1. Building a dependency graph between the assignments
I take it your goal is to compute as much assignments in parallel as possible while obtaining the same result as if you were sequentially computing the assignments one after another. To identify what can be done in parallel, I would suggest building a dependency graph between your assignment expression.
Starting from the last assignment: Any variable that participates in the assignment means that to compute it, we need to compute the last assignment that made a modification to the variable involved. With the example you gave:
&0 = 3 // A0 (variable initialization)
&1 = 6 // A1 (variable initialization)
&0 = &0 + 4 + 3 // A2
&1 = &0 - &1 + 2 + 5 // A3
&0 = &1 + 3 // A4
The dependencies are:
A4 <-- A3 (To compute A4, you need to compute A3 before)
A3 <-- A2 and A1 (To compute A3, you need to compute A2 for the value of &0 and A1 for &1)
A2 <-- A0
A1 <-- no dependency
A0 <-- no dependency
2. Recursively computing the dependencies
Disclaimer: I am not very familiar with the use of locks and threads in C++. But I think I can give an general approach.
Now that you have established what the dependencies are, you can try to compute them. I can suggest this simplistic approach for a procedure of a thread:
computeAssignment(Assignment * as) {
if (as is not computed) {
lock Assignment as
for each dependency of as {
spawn a thread running computeAssignment(dependency) // Recursion occurs here
}
wait for all the threads spawned in the for loop to finish
compute the result of this assignment
unlock Assignment as
}
return result of as
}
When a thread starts to examine the assignment it was given, it first checks if it was computed before.

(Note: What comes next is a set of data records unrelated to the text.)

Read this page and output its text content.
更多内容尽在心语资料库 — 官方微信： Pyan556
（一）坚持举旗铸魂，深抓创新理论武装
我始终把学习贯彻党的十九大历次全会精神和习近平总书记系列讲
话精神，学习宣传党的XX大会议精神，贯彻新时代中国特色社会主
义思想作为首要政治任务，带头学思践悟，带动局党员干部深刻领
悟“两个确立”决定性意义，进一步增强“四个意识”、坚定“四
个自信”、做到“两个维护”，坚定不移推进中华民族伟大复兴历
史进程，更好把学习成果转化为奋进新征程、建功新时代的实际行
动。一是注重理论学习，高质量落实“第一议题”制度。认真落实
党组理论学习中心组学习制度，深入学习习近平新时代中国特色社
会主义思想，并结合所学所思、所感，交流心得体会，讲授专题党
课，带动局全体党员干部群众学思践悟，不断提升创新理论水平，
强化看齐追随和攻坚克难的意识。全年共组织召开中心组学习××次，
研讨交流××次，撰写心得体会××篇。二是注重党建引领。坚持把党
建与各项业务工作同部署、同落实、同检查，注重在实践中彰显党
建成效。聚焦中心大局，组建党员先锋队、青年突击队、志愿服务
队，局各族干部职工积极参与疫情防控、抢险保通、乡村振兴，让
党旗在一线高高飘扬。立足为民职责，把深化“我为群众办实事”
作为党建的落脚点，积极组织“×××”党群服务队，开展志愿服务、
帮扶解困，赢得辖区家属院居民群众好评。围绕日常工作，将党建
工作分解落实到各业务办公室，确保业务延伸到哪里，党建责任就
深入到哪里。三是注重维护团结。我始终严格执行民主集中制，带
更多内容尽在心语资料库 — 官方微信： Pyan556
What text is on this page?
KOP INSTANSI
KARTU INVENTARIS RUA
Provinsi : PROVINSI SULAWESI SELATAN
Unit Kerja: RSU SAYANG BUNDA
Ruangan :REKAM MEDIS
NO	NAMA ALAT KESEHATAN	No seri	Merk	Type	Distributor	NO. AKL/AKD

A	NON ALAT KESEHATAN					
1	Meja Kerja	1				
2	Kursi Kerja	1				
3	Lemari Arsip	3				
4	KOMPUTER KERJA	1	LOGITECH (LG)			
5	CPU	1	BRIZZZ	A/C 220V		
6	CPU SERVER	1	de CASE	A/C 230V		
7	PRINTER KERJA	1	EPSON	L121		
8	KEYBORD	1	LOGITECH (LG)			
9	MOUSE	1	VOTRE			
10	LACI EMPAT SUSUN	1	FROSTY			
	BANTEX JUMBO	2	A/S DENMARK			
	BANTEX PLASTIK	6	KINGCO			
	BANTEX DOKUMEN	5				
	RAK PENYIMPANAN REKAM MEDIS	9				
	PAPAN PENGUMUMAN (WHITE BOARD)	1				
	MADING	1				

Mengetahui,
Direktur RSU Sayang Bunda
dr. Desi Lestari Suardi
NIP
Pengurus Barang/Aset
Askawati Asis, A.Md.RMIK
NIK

This check must be done in a manner that makes the first thread to make this check block access to all other threads if the assignment is not computed.
While the first thread is busy spawning threads to compute dependencies and computing the result of the assignment, the other threads are blocked on this first check. When the first thread eventually unlocks the assignment, all the threads that were waiting will see that the result was computed.
To start the computation, you should spawn one of these threads for each variable you have and giving them the last assignment that modifies the variable as parameter. In your example, that would be 2 threads starting with assignments A4 (last to modify &0) and A3 (last to modify &1).